Baron Opal II
Legend
Missing once in a while is a part of the game. Missing often because your dice are cold is frustrating.
I have a player in my game who is getting seriously down on their character because some days they can't roll better than a 4. They're supposed to be an awesome crossbower, and occasional sniper, but the bonuses don't matter with cold dice. They should hit about half the time, not about 1 in 6 last session.
Pondering this whilst I was taking my evening constitutional in the nearby woods, I though of this: PCs have a Luck or Wyrd score. This is equal to their Charisma or Wisdom, whichever is higher*. Once chosen you can't change it. The character either depends on luck bending the world to their will or perceives their place in the Implicate Order. Whenever a player wants they may stand up, state "I am the protagonist, dammit!" and declare that a roll was a success. Huzzah! When this is done, they roll 1d6 and subtract that from the score.

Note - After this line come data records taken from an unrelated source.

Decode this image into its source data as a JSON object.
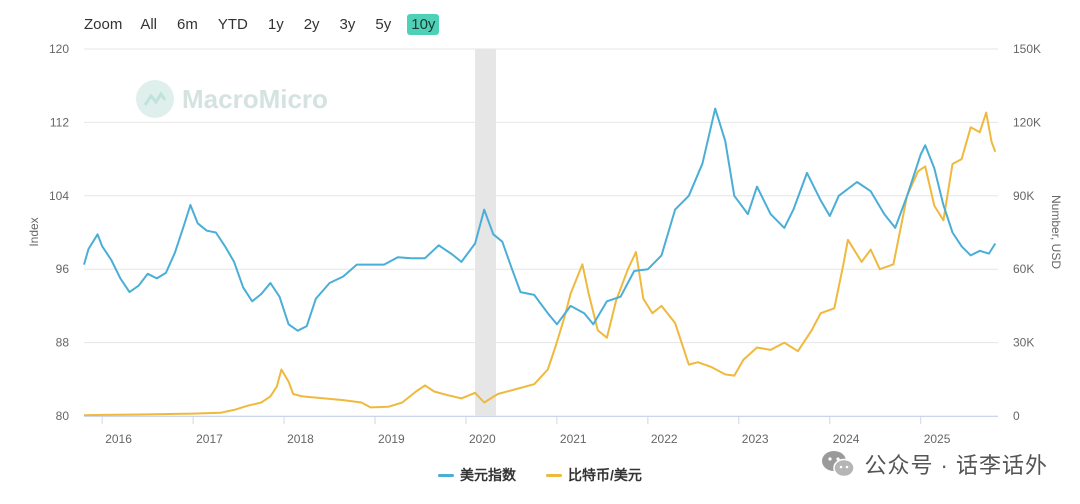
{
  "zoom": {
    "label": "Zoom",
    "buttons": [
      "All",
      "6m",
      "YTD",
      "1y",
      "2y",
      "3y",
      "5y",
      "10y"
    ],
    "active": "10y"
  },
  "watermark": {
    "text": "MacroMicro"
  },
  "footer": {
    "wechat_text": "公众号 · 话李话外"
  },
  "colors": {
    "dxy": "#4aaed6",
    "btc": "#efb93e",
    "shade": "#e6e6e6",
    "grid": "#e6e6e6"
  },
  "chart_data": {
    "type": "line",
    "x_axis": {
      "range": [
        2015.8,
        2025.85
      ],
      "ticks": [
        "2016",
        "2017",
        "2018",
        "2019",
        "2020",
        "2021",
        "2022",
        "2023",
        "2024",
        "2025"
      ]
    },
    "y_left": {
      "label": "Index",
      "range": [
        80,
        120
      ],
      "ticks": [
        80,
        88,
        96,
        104,
        112,
        120
      ]
    },
    "y_right": {
      "label": "Number, USD",
      "range": [
        0,
        150000
      ],
      "ticks": [
        "0",
        "30K",
        "60K",
        "90K",
        "120K",
        "150K"
      ]
    },
    "shaded_region": [
      2020.1,
      2020.33
    ],
    "legend_position": "bottom-center",
    "series": [
      {
        "name": "美元指数",
        "axis": "left",
        "points": [
          [
            2015.8,
            96.5
          ],
          [
            2015.85,
            98.2
          ],
          [
            2015.95,
            99.8
          ],
          [
            2016.0,
            98.5
          ],
          [
            2016.1,
            97.0
          ],
          [
            2016.2,
            95.0
          ],
          [
            2016.3,
            93.5
          ],
          [
            2016.4,
            94.2
          ],
          [
            2016.5,
            95.5
          ],
          [
            2016.6,
            95.0
          ],
          [
            2016.7,
            95.6
          ],
          [
            2016.8,
            97.8
          ],
          [
            2016.9,
            100.8
          ],
          [
            2016.97,
            103.0
          ],
          [
            2017.05,
            101.0
          ],
          [
            2017.15,
            100.2
          ],
          [
            2017.25,
            100.0
          ],
          [
            2017.35,
            98.5
          ],
          [
            2017.45,
            96.8
          ],
          [
            2017.55,
            94.0
          ],
          [
            2017.65,
            92.5
          ],
          [
            2017.75,
            93.3
          ],
          [
            2017.85,
            94.5
          ],
          [
            2017.95,
            93.0
          ],
          [
            2018.05,
            90.0
          ],
          [
            2018.15,
            89.3
          ],
          [
            2018.25,
            89.8
          ],
          [
            2018.35,
            92.8
          ],
          [
            2018.5,
            94.5
          ],
          [
            2018.65,
            95.2
          ],
          [
            2018.8,
            96.5
          ],
          [
            2018.95,
            96.5
          ],
          [
            2019.1,
            96.5
          ],
          [
            2019.25,
            97.3
          ],
          [
            2019.4,
            97.2
          ],
          [
            2019.55,
            97.2
          ],
          [
            2019.7,
            98.6
          ],
          [
            2019.85,
            97.6
          ],
          [
            2019.95,
            96.8
          ],
          [
            2020.1,
            98.8
          ],
          [
            2020.2,
            102.5
          ],
          [
            2020.3,
            99.8
          ],
          [
            2020.4,
            99.0
          ],
          [
            2020.5,
            96.2
          ],
          [
            2020.6,
            93.5
          ],
          [
            2020.75,
            93.2
          ],
          [
            2020.9,
            91.2
          ],
          [
            2021.0,
            90.0
          ],
          [
            2021.15,
            92.0
          ],
          [
            2021.3,
            91.2
          ],
          [
            2021.4,
            90.0
          ],
          [
            2021.55,
            92.5
          ],
          [
            2021.7,
            93.0
          ],
          [
            2021.85,
            95.8
          ],
          [
            2022.0,
            96.0
          ],
          [
            2022.15,
            97.5
          ],
          [
            2022.3,
            102.5
          ],
          [
            2022.45,
            104.0
          ],
          [
            2022.6,
            107.5
          ],
          [
            2022.74,
            113.5
          ],
          [
            2022.85,
            110.0
          ],
          [
            2022.95,
            104.0
          ],
          [
            2023.1,
            102.0
          ],
          [
            2023.2,
            105.0
          ],
          [
            2023.35,
            102.0
          ],
          [
            2023.5,
            100.5
          ],
          [
            2023.6,
            102.5
          ],
          [
            2023.75,
            106.5
          ],
          [
            2023.9,
            103.5
          ],
          [
            2024.0,
            101.8
          ],
          [
            2024.1,
            104.0
          ],
          [
            2024.3,
            105.5
          ],
          [
            2024.45,
            104.5
          ],
          [
            2024.6,
            102.0
          ],
          [
            2024.72,
            100.5
          ],
          [
            2024.85,
            104.0
          ],
          [
            2025.0,
            108.5
          ],
          [
            2025.05,
            109.5
          ],
          [
            2025.15,
            107.0
          ],
          [
            2025.25,
            103.0
          ],
          [
            2025.35,
            100.0
          ],
          [
            2025.45,
            98.5
          ],
          [
            2025.55,
            97.5
          ],
          [
            2025.65,
            98.0
          ],
          [
            2025.75,
            97.7
          ],
          [
            2025.82,
            98.8
          ]
        ]
      },
      {
        "name": "比特币/美元",
        "axis": "right",
        "points": [
          [
            2015.8,
            300
          ],
          [
            2016.0,
            430
          ],
          [
            2016.5,
            650
          ],
          [
            2016.9,
            900
          ],
          [
            2017.0,
            1000
          ],
          [
            2017.3,
            1300
          ],
          [
            2017.45,
            2500
          ],
          [
            2017.6,
            4200
          ],
          [
            2017.75,
            5500
          ],
          [
            2017.85,
            8000
          ],
          [
            2017.92,
            12000
          ],
          [
            2017.97,
            19000
          ],
          [
            2018.05,
            14000
          ],
          [
            2018.1,
            9000
          ],
          [
            2018.2,
            8000
          ],
          [
            2018.35,
            7500
          ],
          [
            2018.5,
            7000
          ],
          [
            2018.65,
            6500
          ],
          [
            2018.85,
            5500
          ],
          [
            2018.95,
            3500
          ],
          [
            2019.15,
            3800
          ],
          [
            2019.3,
            5500
          ],
          [
            2019.45,
            10000
          ],
          [
            2019.55,
            12500
          ],
          [
            2019.65,
            10000
          ],
          [
            2019.8,
            8500
          ],
          [
            2019.95,
            7200
          ],
          [
            2020.1,
            9500
          ],
          [
            2020.2,
            5500
          ],
          [
            2020.35,
            9000
          ],
          [
            2020.55,
            11000
          ],
          [
            2020.75,
            13000
          ],
          [
            2020.9,
            19000
          ],
          [
            2020.99,
            29000
          ],
          [
            2021.08,
            40000
          ],
          [
            2021.15,
            50000
          ],
          [
            2021.28,
            62000
          ],
          [
            2021.35,
            50000
          ],
          [
            2021.45,
            35000
          ],
          [
            2021.55,
            32000
          ],
          [
            2021.65,
            47000
          ],
          [
            2021.78,
            60000
          ],
          [
            2021.87,
            67000
          ],
          [
            2021.95,
            48000
          ],
          [
            2022.05,
            42000
          ],
          [
            2022.15,
            45000
          ],
          [
            2022.3,
            38000
          ],
          [
            2022.45,
            21000
          ],
          [
            2022.55,
            22000
          ],
          [
            2022.7,
            20000
          ],
          [
            2022.85,
            17000
          ],
          [
            2022.95,
            16500
          ],
          [
            2023.05,
            23000
          ],
          [
            2023.2,
            28000
          ],
          [
            2023.35,
            27000
          ],
          [
            2023.5,
            30000
          ],
          [
            2023.65,
            26500
          ],
          [
            2023.8,
            35000
          ],
          [
            2023.9,
            42000
          ],
          [
            2024.05,
            44000
          ],
          [
            2024.15,
            62000
          ],
          [
            2024.2,
            72000
          ],
          [
            2024.35,
            63000
          ],
          [
            2024.45,
            68000
          ],
          [
            2024.55,
            60000
          ],
          [
            2024.7,
            62000
          ],
          [
            2024.85,
            90000
          ],
          [
            2024.97,
            100000
          ],
          [
            2025.05,
            102000
          ],
          [
            2025.15,
            86000
          ],
          [
            2025.25,
            80000
          ],
          [
            2025.35,
            103000
          ],
          [
            2025.45,
            105000
          ],
          [
            2025.55,
            118000
          ],
          [
            2025.65,
            116000
          ],
          [
            2025.72,
            124000
          ],
          [
            2025.78,
            112000
          ],
          [
            2025.82,
            108000
          ]
        ]
      }
    ]
  }
}
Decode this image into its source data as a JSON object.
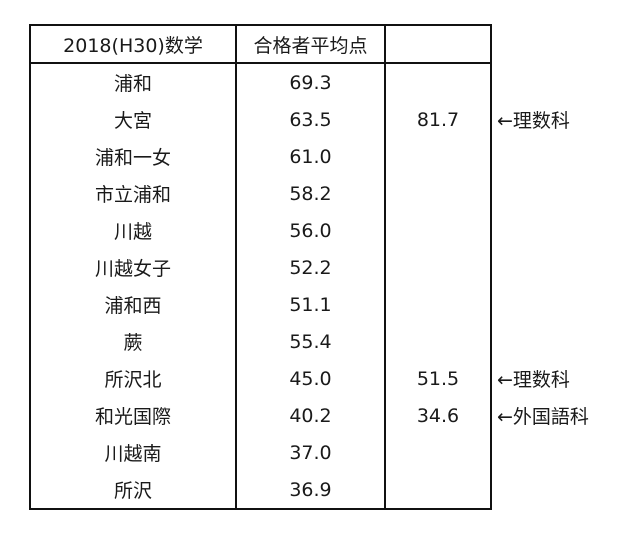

When the score reaches zero they're, well, out of luck. It comes back at 1 point per game day or refresh completely after a period of downtime >= a week, or the beginning of a session. If a battle is paused over a break, that would be an advantage to the players. If the score goes "negative" consequences accrue. The score resets to zero and I as the DM can change one miss to a success. I can't save it, it would need to be in the same combat or scene. I'm expecting about 2-3 successes versus 1 success for me per player.
It's a "push your luck" mechanic with no consequences for the first use, which I like. If their Wyrd gets down to 1, they've got one more good roll in their pocket but it will sting. This gives them a choice. Someone might get really lucky, and it will likely be a bard or a cleric, which fits thematically for me.
I certain circumstances I might restrict the use of it. There might be a particularly difficult fight or skill challenge. Needing an 18+ on the die is the challenge itself, and the players need to think of mitigating circumstances, information, research, &c. If so, I will mention this ahead of time and it will be rare. Given the refresh mechanic it won't apply to rolls during downtime.
What do you think?
I have a player in my game who is getting seriously down on their character because some days they can't roll better than a 4. They're supposed to be an awesome crossbower, and occasional sniper, but the bonuses don't matter with cold dice. They should hit about half the time, not about 1 in 6 last session.
Pondering this whilst I was taking my evening constitutional in the nearby woods, I though of this: PCs have a Luck or Wyrd score. This is equal to their Charisma or Wisdom, whichever is higher*. Once chosen you can't change it. The character either depends on luck bending the world to their will or perceives their place in the Implicate Order. Whenever a player wants they may stand up, state "I am the protagonist, dammit!" and declare that a roll was a success. Huzzah! When this is done, they roll 1d6 and subtract that from the score.
When the score reaches zero they're, well, out of luck. It comes back at 1 point per game day or refresh completely after a period of downtime >= a week, or the beginning of a session. If a battle is paused over a break, that would be an advantage to the players. If the score goes "negative" consequences accrue. The score resets to zero and I as the DM can change one miss to a success. I can't save it, it would need to be in the same combat or scene. I'm expecting about 2-3 successes versus 1 success for me per player.
It's a "push your luck" mechanic with no consequences for the first use, which I like. If their Wyrd gets down to 1, they've got one more good roll in their pocket but it will sting. This gives them a choice. Someone might get really lucky, and it will likely be a bard or a cleric, which fits thematically for me.
I certain circumstances I might restrict the use of it. There might be a particularly difficult fight or skill challenge. Needing an 18+ on the die is the challenge itself, and the players need to think of mitigating circumstances, information, research, &c. If so, I will mention this ahead of time and it will be rare. Given the refresh mechanic it won't apply to rolls during downtime.
What do you think?
I'm thinking about mechanics to unfreeze the narrative in D&D. Ie, some creature's turn comes. The creature tries to do something, but rolls poorly or the enemies roll well. Nothing happens. The next creature goes.
That is a frozen narrative - the turn could have been skipped. Sometimes some resources get spent (so bookkeeping) but the state of the battle doesn't really move.
This happens when a pure save-or-suck spell is cast and the target passes the saving throw (or uses legendary resists with no expectation they'll run out), every attack is missed, or similar.